A note on OpenGL ES 2.0 shaders and floating point

Howdy,

Came across something interesting today that might catch out other newbies like myself, and thought I’d post it here:

After playing with LWJGL, OpenGL and GLSL, I’ve got into the habit of slapping an ‘f’ on the end of every floating point number, including in my vert and frag shaders (i.e. 0.8f, 3f etc.). This doesn’t appear to be a problem with normal OpenGL.

However today I started toying with OpenGL ES 2.0 shaders on Android, and couldn’t get my shaders to compile. After pulling my hair out and trying everything, I eventually discovered that it was the f’s on the end of my floats. I also found that floats must be explicitly defined with a decimal point, or once again the shaders won’t compile (i.e. 1 must be written as 1.0).
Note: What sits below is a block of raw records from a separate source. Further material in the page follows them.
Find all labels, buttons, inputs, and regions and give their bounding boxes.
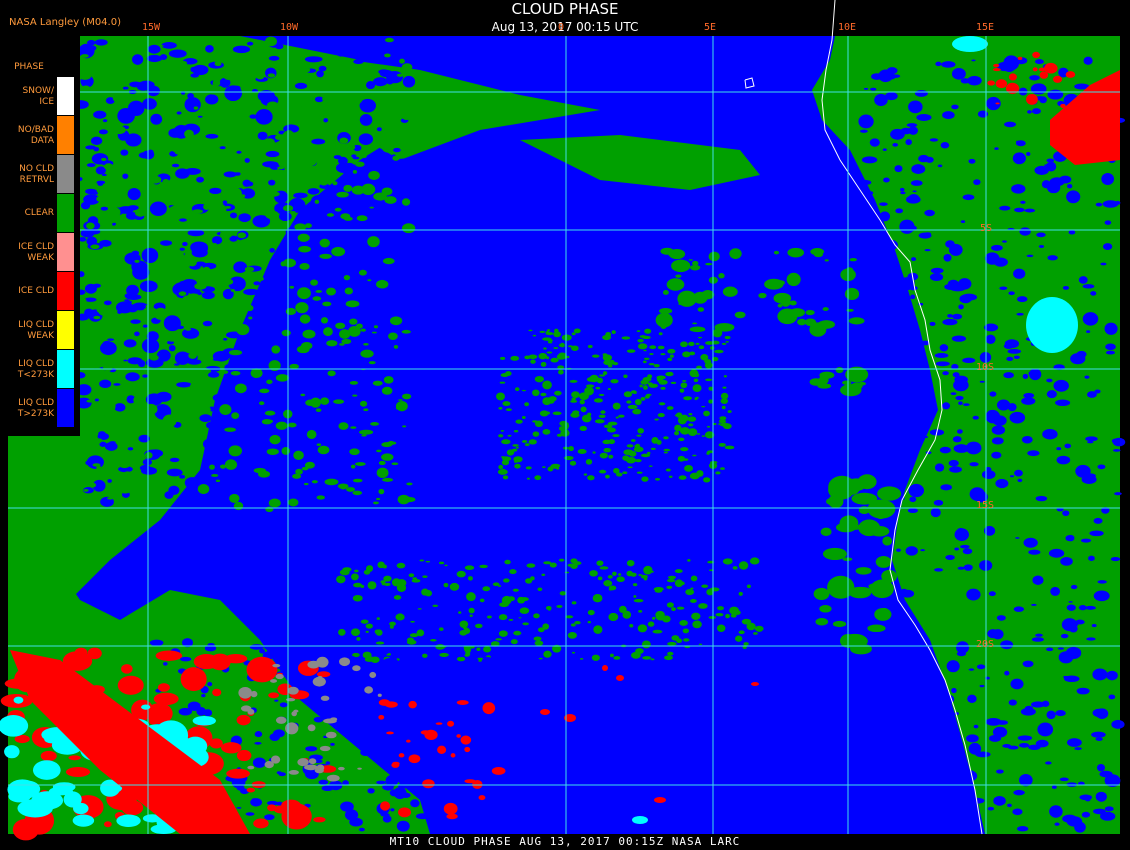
- legend-swatch: [57, 272, 74, 310]
- legend-label: ICE CLD: [18, 286, 54, 296]
- legend-swatch: [57, 233, 74, 271]
- legend-swatch: [57, 194, 74, 232]
- legend-swatch: [57, 116, 74, 154]
- lat-label-20s: 20S: [976, 639, 995, 650]
- legend-swatch: [57, 311, 74, 349]
- legend-swatch: [57, 350, 74, 388]
- legend-label: LIQ CLD: [18, 397, 54, 408]
- legend-label: T>273K: [17, 408, 54, 419]
- lat-label-15s: 15S: [976, 500, 995, 511]
- legend-label: SNOW/: [22, 85, 54, 96]
- legend-label: DATA: [30, 135, 54, 146]
- legend-label: NO/BAD: [17, 124, 54, 135]
- legend-label: T<273K: [17, 369, 54, 380]
- provider-label: NASA Langley (M04.0): [9, 17, 121, 28]
- lon-label-15e: 15E: [976, 22, 995, 33]
- legend-item-ice-cld: ICE CLD: [0, 272, 80, 311]
- legend-label: LIQ CLD: [18, 358, 54, 369]
- legend-label: WEAK: [27, 252, 54, 263]
- legend-swatch: [57, 77, 74, 115]
- legend-label: WEAK: [27, 330, 54, 341]
- map-title: CLOUD PHASE: [511, 0, 619, 18]
- legend-item-liq-cld-cold: LIQ CLD T<273K: [0, 350, 80, 389]
- lon-label-0: 0: [558, 22, 565, 33]
- legend-label: LIQ CLD: [18, 319, 54, 330]
- lat-label-10s: 10S: [976, 362, 995, 373]
- phase-legend: PHASE SNOW/ICE NO/BAD DATA NO CLD RETRVL C…: [0, 36, 80, 436]
- lon-label-5e: 5E: [704, 22, 717, 33]
- legend-label: CLEAR: [24, 208, 54, 218]
- legend-item-clear: CLEAR: [0, 194, 80, 233]
- legend-swatch: [57, 155, 74, 193]
- cloud-phase-map: [0, 0, 1130, 850]
- legend-swatch: [57, 389, 74, 427]
- satellite-imagery: [0, 35, 1126, 841]
- footer-caption: MT10 CLOUD PHASE AUG 13, 2017 00:15Z NAS…: [389, 835, 741, 848]
- legend-item-liq-cld-weak: LIQ CLD WEAK: [0, 311, 80, 350]
- legend-label: ICE CLD: [18, 241, 54, 252]
- lon-label-10e: 10E: [838, 22, 857, 33]
- legend-item-snow-ice: SNOW/ICE: [0, 77, 80, 116]
- legend-item-liq-cld-warm: LIQ CLD T>273K: [0, 389, 80, 428]
- legend-item-no-bad-data: NO/BAD DATA: [0, 116, 80, 155]
- legend-label: RETRVL: [19, 174, 54, 185]
- lon-label-15w: 15W: [142, 22, 161, 33]
- legend-heading: PHASE: [14, 62, 44, 72]
- lat-label-5s: 5S: [980, 223, 993, 234]
- legend-item-no-cld-retrvl: NO CLD RETRVL: [0, 155, 80, 194]
- map-datetime: Aug 13, 2017 00:15 UTC: [491, 20, 639, 34]
- legend-label: NO CLD: [19, 163, 54, 174]
- legend-item-ice-cld-weak: ICE CLD WEAK: [0, 233, 80, 272]
- lon-label-10w: 10W: [280, 22, 299, 33]
- legend-label: ICE: [39, 96, 54, 107]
So there ya have it. I’m sure it’s in a reference or a tutorial somewhere, but I’ve yet to pay attention and notice it.

Cheers,
nerb.

The default version of GLSL (version 110) doesn’t support implicit float casting. You need to specify #version 120 at the top of your shaders for cross-platform code. Annoyingly, some drivers will just allow implicit floats regardless.

The default GLSL ES version (100) also doesn’t support implicit floats. I’m fairly sure the new ES version (300) supports them.

I should actually look into ES shader versions a bit more; I’m currently not using any version identifier in my code. I think I’ll stick with using the lowest common denominator, and make sure I define floats carefully; at least when using ES.

Anyway, cheers davedes. You seem to have a habit of coming up with the goods in OpenGL posts.